Edit 2:  To answer the non-equiprobable case $\theta \ne 1/2$, we simply modify the above computation.  We get
$$\Pr[C = m] = \binom{n}{m} (p(1-\theta))^m (1 - p(1-\theta))^{n-m},$$ and $$\Pr[X \ge 1 \mid C = m] = 1 - \left( 1 - \frac{\theta}{1-p(1-\theta)} \right)^{n-m},$$ where $\theta$ is the prior probability of the frog being female.
A: Ahead of you is a frog that's either a female or a non-croaking male. Behind you is one frog that's a croaking male and another frog that's either a female or a non-croaking male. Since you're going to lick both frogs if you opt for the ones behind you, you can disregard the fact that one of them is definitely a (croaking) male. That is, you can simply think of the situation as consisting of what's ahead of you is either a female or a non-croaking male while what's behind you is exactly the same thing. So it doesn't matter which choice you make.
Note, this analysis doesn't care what the ratio is of males to females. If the probability of a randomly encountered frog being a female is $F$ and the probability of it being a non-croaking male is $N$ (with $0\lt F+N\lt1$ since the problem establishes that both croaking and non-croaking frogs exist, but with no other constraints on the probabilities $F$ and $N$), the probability of living (by licking a female) is $F/(F+N)$.

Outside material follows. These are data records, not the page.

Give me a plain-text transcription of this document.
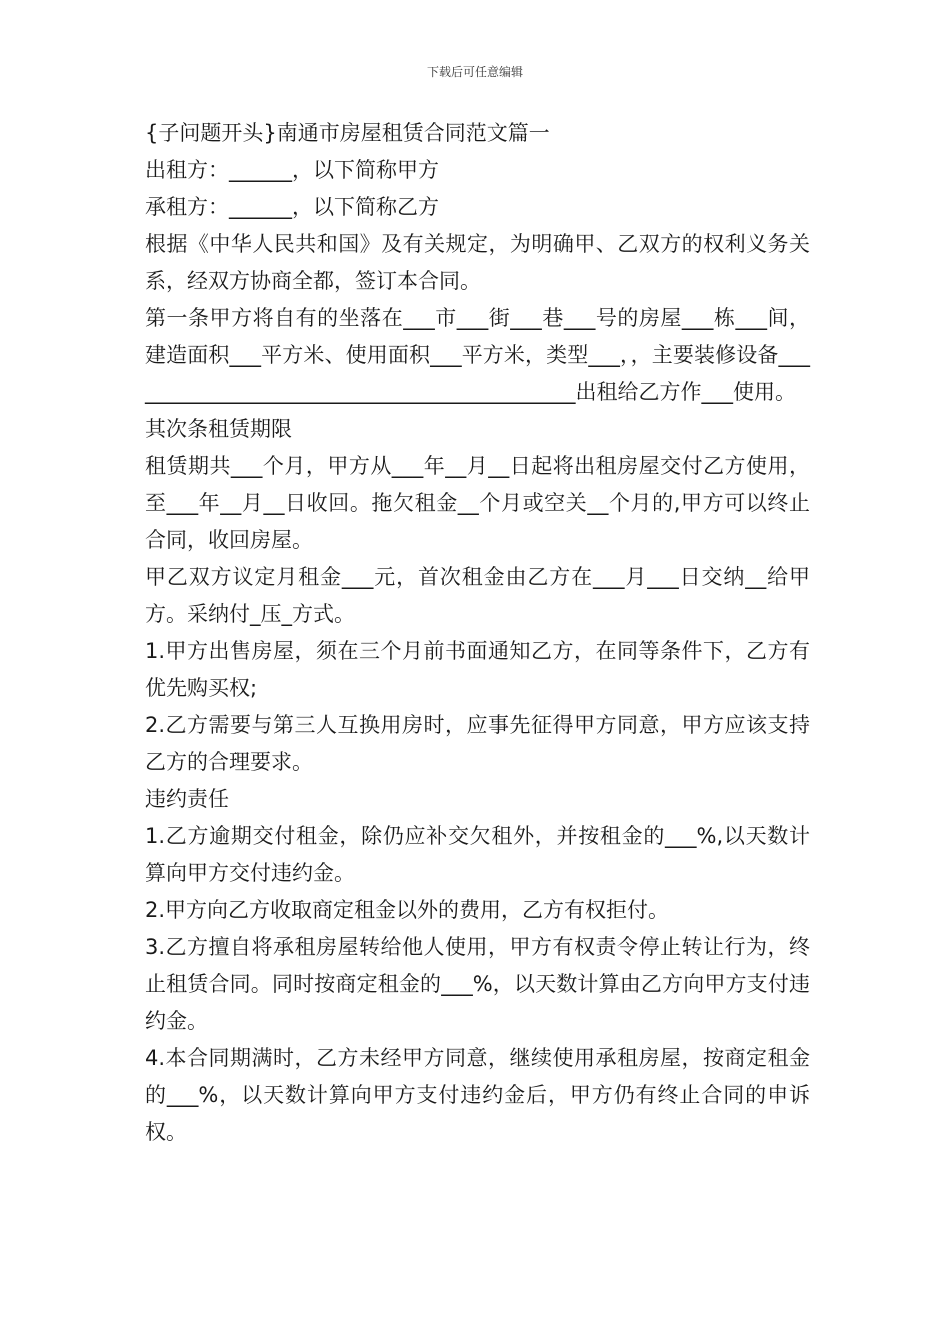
下载后可任意编辑

{子问题开头}南通市房屋租赁合同范文篇一

出租方：______，以下简称甲方

承租方：______，以下简称乙方

根据《中华人民共和国》及有关规定，为明确甲、乙双方的权利义务关系，经双方协商全都，签订本合同。

第一条甲方将自有的坐落在___市___街___巷___号的房屋___栋___间，建造面积___平方米、使用面积___平方米，类型___，，主要装修设备____________________________________________出租给乙方作___使用。

其次条租赁期限

租赁期共___个月，甲方从___年__月__日起将出租房屋交付乙方使用，至___年__月__日收回。拖欠租金__个月或空关__个月的,甲方可以终止合同，收回房屋。

甲乙双方议定月租金___元，首次租金由乙方在___月___日交纳__给甲方。采纳付_压_方式。

1.甲方出售房屋，须在三个月前书面通知乙方，在同等条件下，乙方有优先购买权;

2.乙方需要与第三人互换用房时，应事先征得甲方同意，甲方应该支持乙方的合理要求。

违约责任

1.乙方逾期交付租金，除仍应补交欠租外，并按租金的___%,以天数计算向甲方交付违约金。

2.甲方向乙方收取商定租金以外的费用，乙方有权拒付。

3.乙方擅自将承租房屋转给他人使用，甲方有权责令停止转让行为，终止租赁合同。同时按商定租金的___%，以天数计算由乙方向甲方支付违约金。

4.本合同期满时，乙方未经甲方同意，继续使用承租房屋，按商定租金的___%，以天数计算向甲方支付违约金后，甲方仍有终止合同的申诉权。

A: Suppose there is one frog in front of you and one frog behind you, and you hear no croak. Clearly, it does not matter which way you turn, since you have no information about either frog. Now add a male frog behind you, wait for it to croak, and now make your choice. The addition of the male frog and croak don't make a difference to the other frogs at all - although they're both now somewhat more likely to be female since you didn't hear them croak, that chance has changed by the same amount for both of them. Your choice is between a frog you know little about, and a frog you know little about plus an irrelevant male frog. Since you know equally little about the two frogs you didn't hear, it doesn't matter which you choose. Placing a male frog behind you and waiting for it to croak will not make its companion any more likely to be female than the lone frog in front of you.
Another way to view it is that the two frogs that didn't croak are indistinguishable. I could switch those two silent frogs after you make your choice, and you would have no way of knowing. It's not possible that one is more likely to be female than the other.